Price tag is just under $23 million for new jail, justice center in Rhea County, Tennessee

Rhea County leaders are studying financing options to building a new $23 million jail and justice center at the old Rhea Medical Center site on the north end of Dayton, Tenn. Officials say the old medical center, shown here in a photo from 2015, has undergone considerable clean up and demolition in the past few years to ready it for the project.
Rhea County leaders are studying financing options to building a new $23 million jail and justice center at the old Rhea Medical Center site on the north end of Dayton, Tenn. Officials say the old medical center, shown here in a photo from 2015, has undergone considerable clean up and demolition in the past few years to ready it for the project.

A cost estimate for construction of a new, nearly 300-bed jail and justice center to be built on the old Rhea Medical Center site on the north end of Dayton, Tennessee, falls just shy of $23 million.

Rhea County leaders this week got the $22.7 million tally from contractor Dillard Construction, the construction manager for the project, after the firm's presentation of subcontractor bids to the Rhea County Commission.

photo Rhea County leaders are studying financing options to building a new $23 million jail and justice center at the old Rhea Medical Center site on the north end of Dayton, Tenn. Officials say the old medical center, shown here in a photo from 2015, has undergone considerable clean up and demolition in the past few years to ready it for the project. This photo shows the old hospital emergency room entrance which will become the booking area for the jail.

Commission Chairman Jim Reed said Thursday the next steps are to secure funding and award a contract to build an approximately 90,000-square-foot facility that will also house offices for the courts and the sheriff's department.

"We have had bids come in, and we are currently working on the process of securing funding, as well as finalizing the paperwork," Reed said, noting the complications of building a facility to meet state requirements for jails and courtrooms.

Reed said the commission has a lot of options to study before making a decision on financing.

The new jail and justice center facility will replace the aging, consistently overcrowded 88-bed jail behind the historic Rhea County Courthouse downtown, and give the old courthouse's current court operations a modern home. The old jail was decertified in 2011 for overcrowded conditions and recertified in 2012 under new guidelines to help counties struggling to meet state standards. In June 2017, with the tiny jail packed with more than 200 inmates, state officials ordered the county to reduce its inmate population by 50 percent and to fix its overcrowding problems.

Officials eyed the Rhea Medical Center property and other land for a few years before they started in 2015 to focus their sights on conversion of the old hospital.
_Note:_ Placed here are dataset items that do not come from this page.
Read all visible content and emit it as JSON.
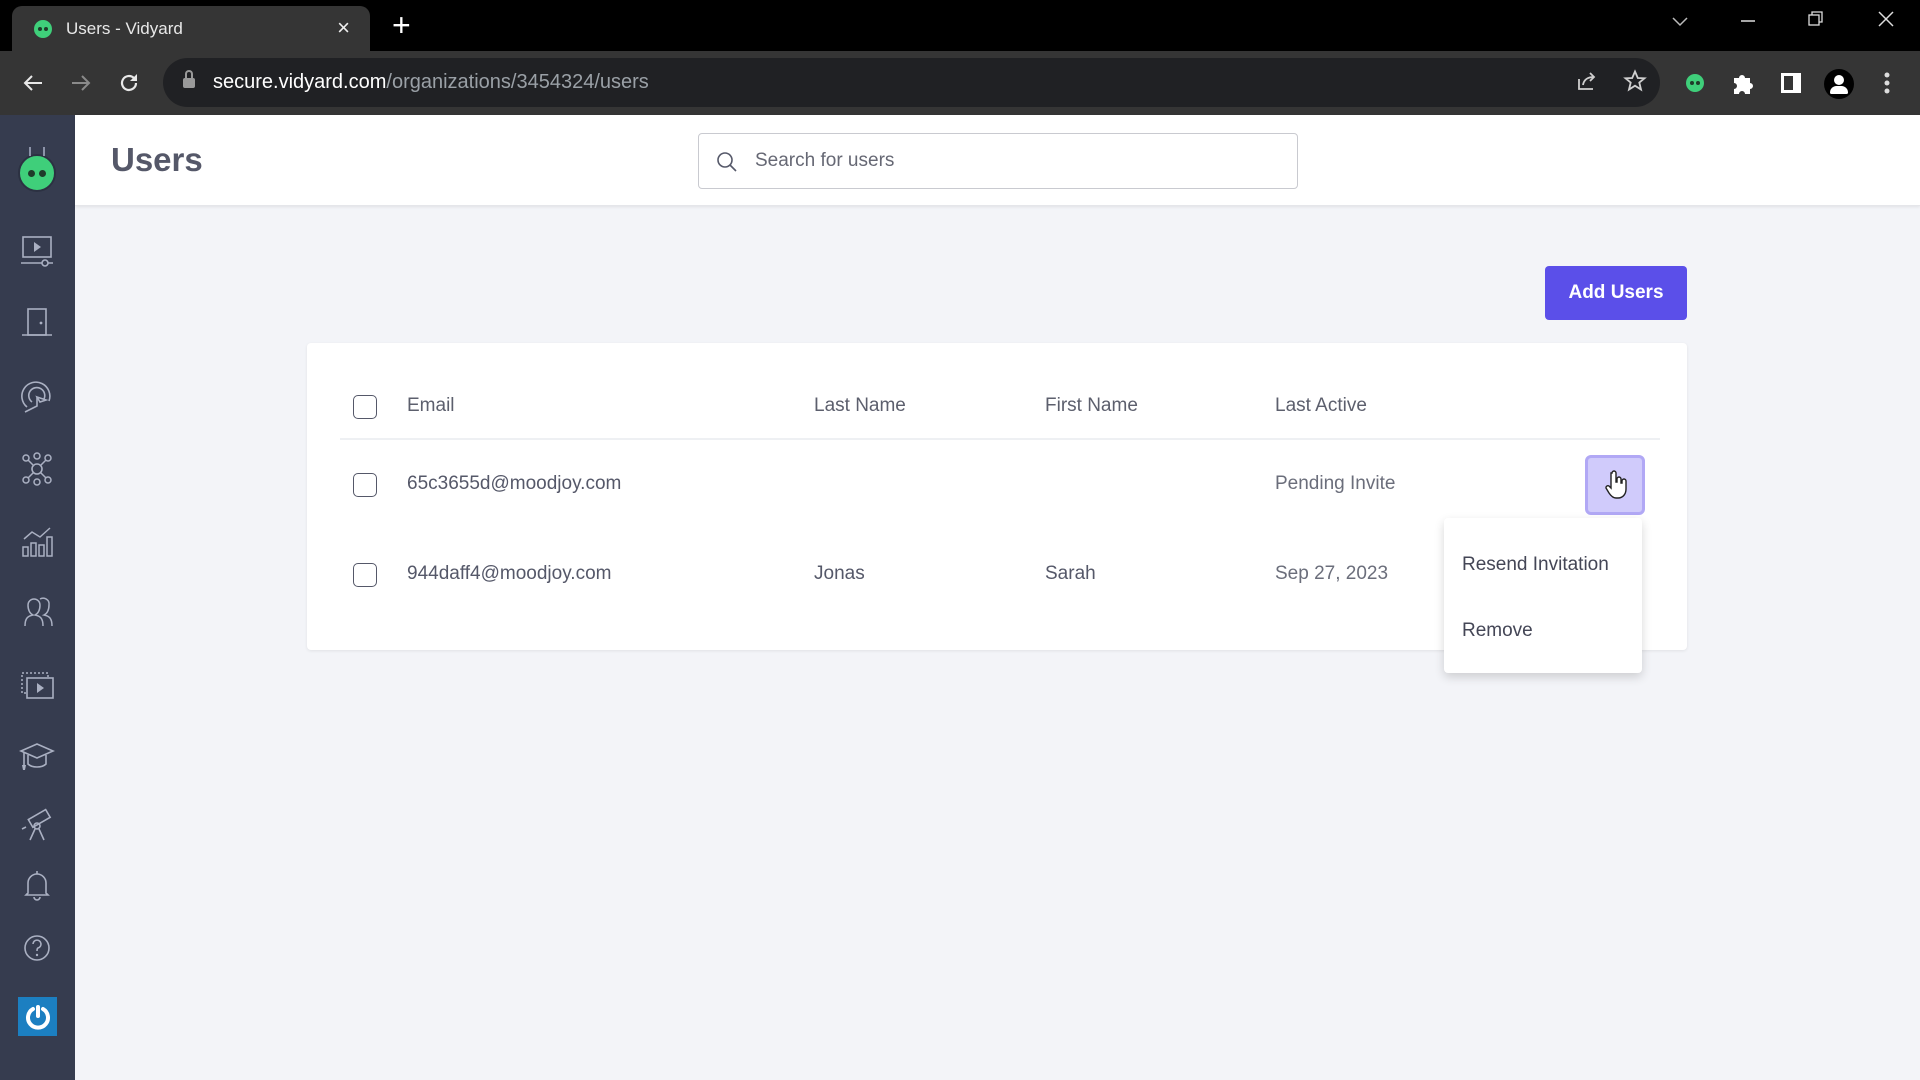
{
  "browser": {
    "tab_title": "Users - Vidyard",
    "tab_close": "×",
    "new_tab": "+",
    "url_host": "secure.vidyard.com",
    "url_path": "/organizations/3454324/users",
    "window_controls": {
      "tabsearch": "⌄",
      "minimize": "—",
      "restore": "❐",
      "close": "✕"
    },
    "nav": {
      "back": "←",
      "forward": "→",
      "reload": "↻"
    },
    "toolbar_icons": [
      "share-icon",
      "bookmark-star-icon",
      "vidyard-extension-icon",
      "extensions-puzzle-icon",
      "side-panel-icon",
      "profile-icon",
      "menu-kebab-icon"
    ]
  },
  "sidebar": {
    "items": [
      {
        "name": "vidyard-logo"
      },
      {
        "name": "videos"
      },
      {
        "name": "rooms"
      },
      {
        "name": "prospecting"
      },
      {
        "name": "integrations"
      },
      {
        "name": "analytics"
      },
      {
        "name": "team"
      },
      {
        "name": "channels"
      },
      {
        "name": "learning"
      },
      {
        "name": "discover"
      },
      {
        "name": "notifications"
      },
      {
        "name": "help"
      },
      {
        "name": "account-power"
      }
    ]
  },
  "header": {
    "title": "Users",
    "search_placeholder": "Search for users",
    "search_value": ""
  },
  "actions": {
    "add_users": "Add Users"
  },
  "table": {
    "columns": [
      "Email",
      "Last Name",
      "First Name",
      "Last Active"
    ],
    "rows": [
      {
        "email": "65c3655d@moodjoy.com",
        "last_name": "",
        "first_name": "",
        "last_active": "Pending Invite",
        "checked": false
      },
      {
        "email": "944daff4@moodjoy.com",
        "last_name": "Jonas",
        "first_name": "Sarah",
        "last_active": "Sep 27, 2023",
        "checked": false
      }
    ]
  },
  "row_menu": {
    "open_for_row": 0,
    "items": [
      "Resend Invitation",
      "Remove"
    ]
  },
  "colors": {
    "accent": "#5b4fe9",
    "sidebar_bg": "#363c4f",
    "page_bg": "#f3f4f8",
    "kebab_active_bg": "#d0cbfb",
    "brand_green": "#3fcf7a"
  }
}
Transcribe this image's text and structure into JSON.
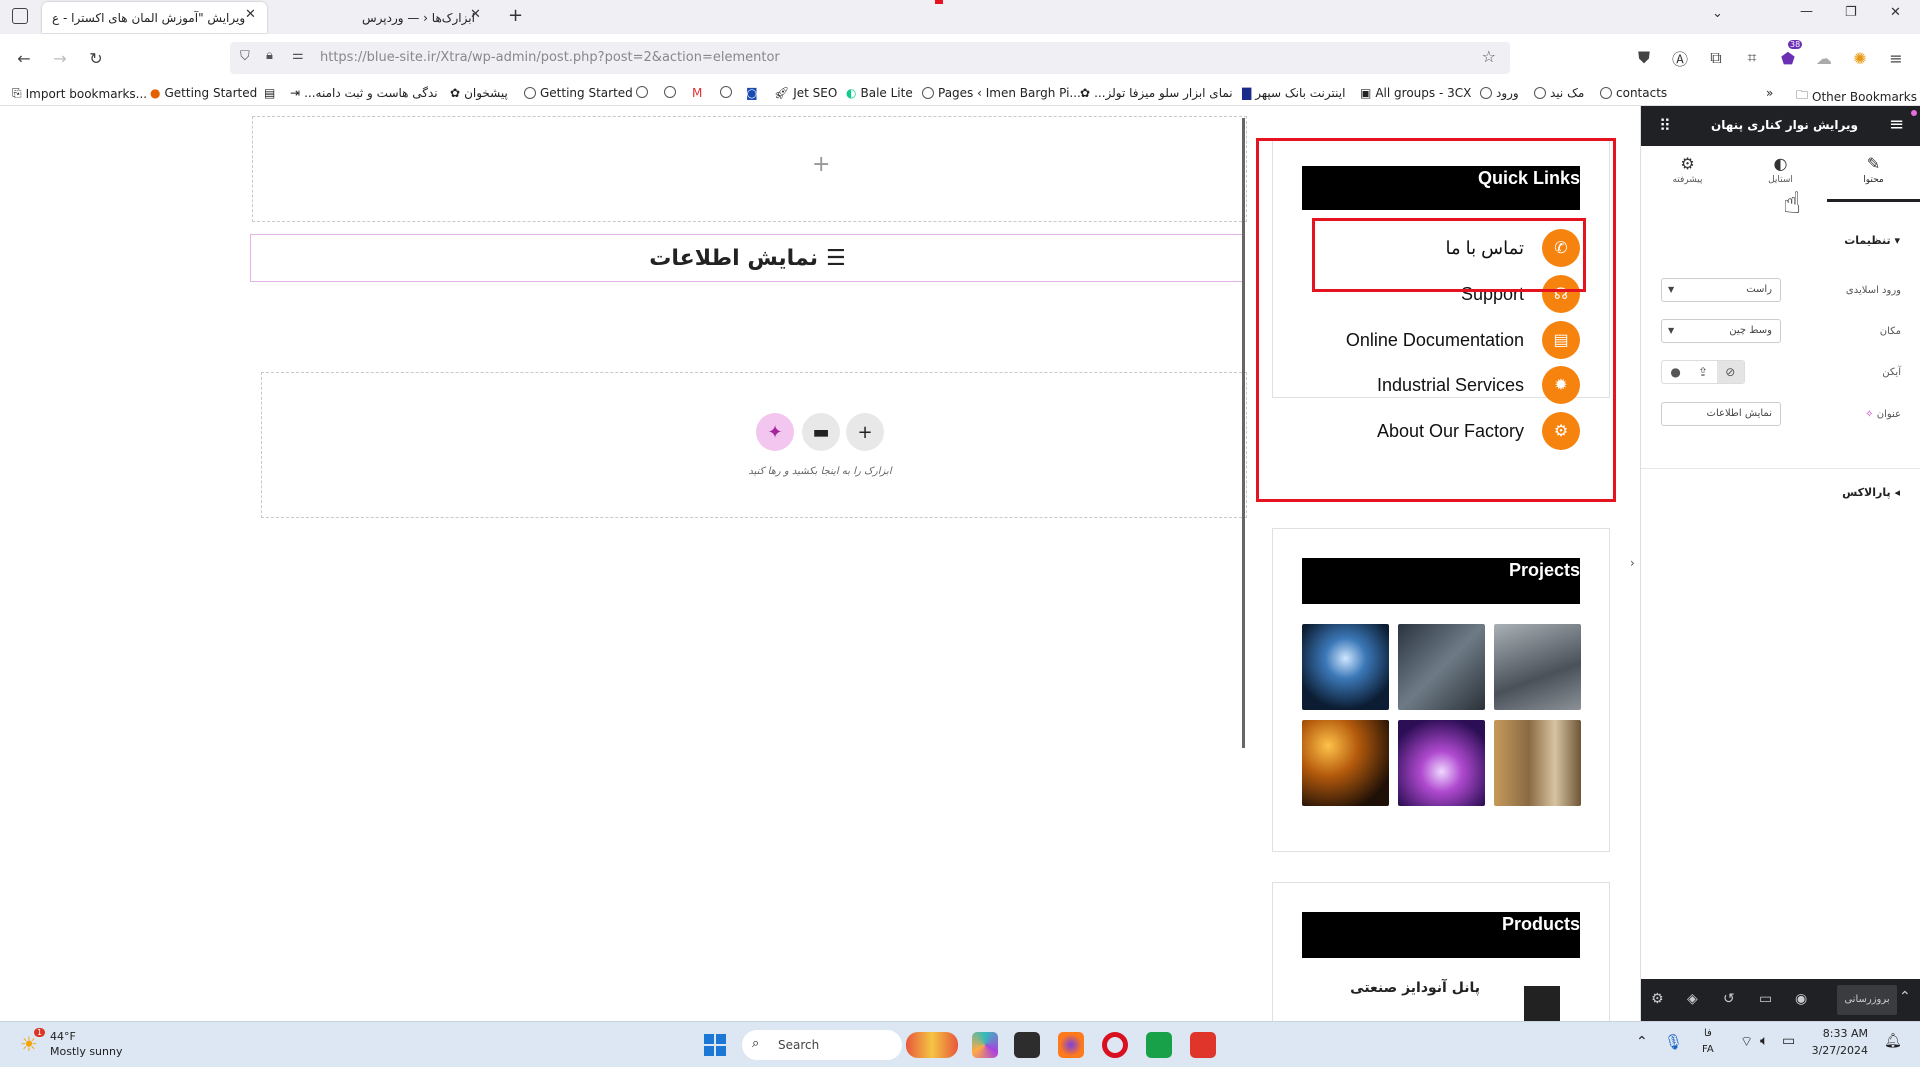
{
  "browser": {
    "tabs": [
      {
        "label": "ویرایش \"آموزش المان های اکسترا - ع"
      },
      {
        "label": "ابزارک‌ها ‹ — وردپرس"
      }
    ],
    "url": "https://blue-site.ir/Xtra/wp-admin/post.php?post=2&action=elementor",
    "extension_badge": "38",
    "bookmarks": [
      "Import bookmarks...",
      "Getting Started",
      "...ندگی هاست و ثبت دامنه",
      "پیشخوان",
      "Getting Started",
      "Jet SEO",
      "Bale Lite",
      "Pages ‹ Imen Bargh Pi...",
      "...نمای ابزار سلو میزفا تولز",
      "اینترنت بانک سپهر",
      "All groups - 3CX",
      "ورود",
      "مک نید",
      "contacts"
    ],
    "other_bookmarks": "Other Bookmarks"
  },
  "canvas": {
    "info_heading": "نمایش اطلاعات",
    "drop_hint": "ابزارک را به اینجا بکشید و رها کنید",
    "quick_links": {
      "title": "Quick Links",
      "items": [
        "تماس با ما",
        "Support",
        "Online Documentation",
        "Industrial Services",
        "About Our Factory"
      ]
    },
    "projects": {
      "title": "Projects"
    },
    "products": {
      "title": "Products",
      "first_item": "پانل آنودایز صنعتی"
    }
  },
  "panel": {
    "title": "ویرایش نوار کناری پنهان",
    "tabs": [
      "محتوا",
      "استایل",
      "پیشرفته"
    ],
    "section_settings": "تنظیمات",
    "fields": {
      "entry_label": "ورود اسلایدی",
      "entry_value": "راست",
      "position_label": "مکان",
      "position_value": "وسط چین",
      "icon_label": "آیکن",
      "title_label": "عنوان",
      "title_value": "نمایش اطلاعات"
    },
    "section_parallax": "پارالاکس",
    "update_button": "بروزرسانی"
  },
  "taskbar": {
    "weather_temp": "44°F",
    "weather_text": "Mostly sunny",
    "weather_badge": "1",
    "search": "Search",
    "lang_top": "فا",
    "lang_bottom": "FA",
    "time": "8:33 AM",
    "date": "3/27/2024"
  }
}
The property offers a building site, adaptable structures and parking to make a good starting point.

Reed said public safety is important, too.

"Currently, we're walking prisoners right across the street," he said Thursday of the trip inmates take from the old jail to the old courthouse.

Once they get to the courthouse, inmates must mount the public stairs or elevator to get to the building's courtrooms, in close proximity to people doing business at the various court offices. Inmate movements can be much more controlled in a justice center, where entries and passageways can be secured away from public areas, he said.

Rhea County Sheriff Mike Neal said the moves forward couldn't come soon enough.

Since the current jail can't legally house more than 88 inmates, the usual additional 70 to 80 inmates in Rhea County custody must be housed in other counties at $37 a day per inmate, Neal said Thursday.

Neal said 15 female inmates now are being housed in Haywood County, near Memphis, while the men are scattered at other jails in Anderson, Bledsoe, Polk, McMinn, Bradley and Meigs counties.

That also means Rhea County officers must go get out-of-county inmates for hearings or to bond out, which creates more expense and has forced the hiring of seven more people to handle the added hassle, he said.

County money being spent to house, transport and track out-of-county inmates could be going toward the new jail, Neal said.

Reed said the next steps set the stage for the project.

"We're down to the point of actually awarding the bids in the near future, securing the financing. Of course, all that hinges upon the majority vote of the county commission," he said. "We are knee-deep in the process of putting together our options to determine what is the best way to spend this public money."